Lake ice conditions are highly localized, and often reports from bait shops, internet forums, and social media are highly unreliable as they focus on those larger fisheries where businesses that depend on them are more developed. It just so happens then, that tiny gems can hide in the shadows of these larger lakes, and because of their glacial origin are typically in areas that are littered with other water bodies that have good fishing opportunities. Quite often, I’ve been fishing on very safe ice for weeks while open water exists on larger lakes within a few miles of the ones I’m targeting. For that reason, take what the area gives you, rather than trying to force your way out onto a favorite lake that just isn’t ready.
Wait for 4
I’m looking for 4 inches of hard, clear, measured ice that’s consistent across the area I’m fishing, to support my own weight and the weight of a small sled and gear that I drag out. By measured, I mean actually taking a tape, ruler, or marked-off ice scoop to physically determine the exact thickness. Too many first-ice-fascinated anglers are careless with this step, and over-estimate the actual ice thickness. Though I know with good quality ice I don’t need 4 inches, there can be a great deal of variability, even on these small lakes from the shoreline to the middle of the lake. Pockets of timber or weed growth, along with springs and moving water, can dramatically alter ice conditions not just in a bay or a finger, but across distances measured in mere feet.

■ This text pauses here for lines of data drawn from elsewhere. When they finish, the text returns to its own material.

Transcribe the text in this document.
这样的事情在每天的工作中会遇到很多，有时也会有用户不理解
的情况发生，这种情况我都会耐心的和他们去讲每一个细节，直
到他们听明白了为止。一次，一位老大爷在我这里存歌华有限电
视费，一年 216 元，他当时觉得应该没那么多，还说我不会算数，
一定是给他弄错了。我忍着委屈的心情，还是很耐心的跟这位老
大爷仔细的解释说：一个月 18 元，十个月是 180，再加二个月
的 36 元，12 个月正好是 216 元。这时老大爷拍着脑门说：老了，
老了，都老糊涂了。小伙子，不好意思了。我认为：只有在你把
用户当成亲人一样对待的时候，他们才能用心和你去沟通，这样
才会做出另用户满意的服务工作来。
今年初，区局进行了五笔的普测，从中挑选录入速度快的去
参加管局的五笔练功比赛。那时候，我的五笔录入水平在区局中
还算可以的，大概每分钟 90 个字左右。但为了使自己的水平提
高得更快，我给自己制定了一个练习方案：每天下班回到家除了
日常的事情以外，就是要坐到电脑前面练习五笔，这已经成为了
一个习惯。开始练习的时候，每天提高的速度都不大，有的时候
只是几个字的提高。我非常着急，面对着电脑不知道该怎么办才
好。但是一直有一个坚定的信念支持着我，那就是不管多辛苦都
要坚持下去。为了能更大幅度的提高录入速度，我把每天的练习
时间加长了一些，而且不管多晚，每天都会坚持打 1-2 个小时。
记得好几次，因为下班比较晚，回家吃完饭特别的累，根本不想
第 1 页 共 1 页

To truly get the best of the first-ice period, resolve to travel light, wear a personal flotation device or a Striker Ice Suit, travel with a buddy, and travel on foot. NEVER walk onto ice untested by a serious stab with your heavy ice chisel, and keep the kiddos at home. The name of the game is to manually map out the good ice by hand, and it’s difficult for children to understand this fact: while where you’re standing might be perfectly safe, the ice only a football’s throw away might not be.
Stay mobile, and don’t be afraid to start the hunt for ice earlier than most, provided you follow a few simple safety steps on your way to first-ice glory.